Another word for this subject of the drive is 'whatever being' (I argue this in Blog Theory). Zizek uses the term 'libidinal proletariat.' This is the subject relieved of content, place, desire, the subject of communicative capitalism. And might we also see this as the subject of left politics? The problem of the contemporary left is it capture in drive, in the sublimation of the desire into small issue politics and little victories. This sublimation is the form that the loss of the people as the object cause of desire takes. No people, just issues, or for some identities or localities or singularities (even as they are a multitude).
4. But how to return to desire? Perhaps dialectics can help. Zizek writes:
true, after negation/alienation/loss, the subject 'returns to itself,' but this subject is not the same as the substance that underwent the alienation--it is constituted in the very movement of returning-to-itself. In a properly Hegelian-Freudian-Lacanian way, one should thus draw a radical conclusion: the subject is as such the survivor of its own death, a shell which remains after it is deprived of its substance; this is why Lacan's matheme for the subject is $--the barred subject.
He continues to emphasize the subject as the effect of separation, the subject as gap, along with various familiar gestures to cogito.

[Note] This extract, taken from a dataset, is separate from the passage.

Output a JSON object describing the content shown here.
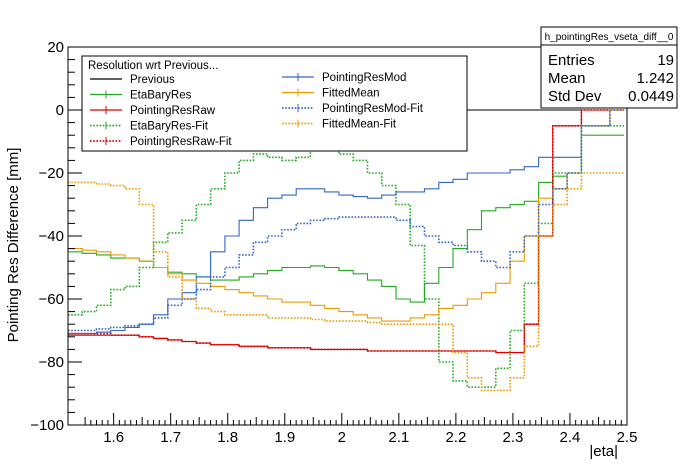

Can this make sense for me, for us, for thinking of communist desire? I am faltering at here, my thinking at best falls into the old story of the move from tradition to modernity, from substance to abstraction. Zizek argues that the key point is that separation, the gap, is subjectivity (so the trauma of birth is the same as cerebral brain trauma, both are radical separations, erasures). Zizek: "what is repeated here is not some ancient content, but the very gesture of erasing all substantial content." Because the form remains, the form must have already been there.
But maybe: the content is erased, but the form remains, the empty form of subjectivity. We look for something, expect something, but there is just a void, gap. Argh. This doesn't work: gaps don't desire, although there is no desire without a gap.
So, what's left: empty form, gap, abstraction. Drive/capitalism is one arrangement of these. Perhaps communism is the other. If capitalism is the way of the drive, perhaps communism is the name of desire, another arrangement, without short-circuit, without satisfaction. Perhaps the very struggle is against capitalist drive's provision of tidbits and nuggets of enjoyment, against its arrangement of the loss of the people.
Still not there.
And probably not any closer. But I might get a little closer if I reconnect these ideas with a discussion of capitalism. It could also be that Zizek's notion of the subject as a gap in the structure results in this deadlock and that as long as I stick with that I will keep going round in circles. So Badiou? or is it an error/delusion/attempt to fill what can't be filled, an attempt to avoid the gap in the Other.
One last possibility: the difference between the Neighbor as Thing in its gap of desire and that of flat whatever being. These are not the same, but I don't know how to get from one to the other.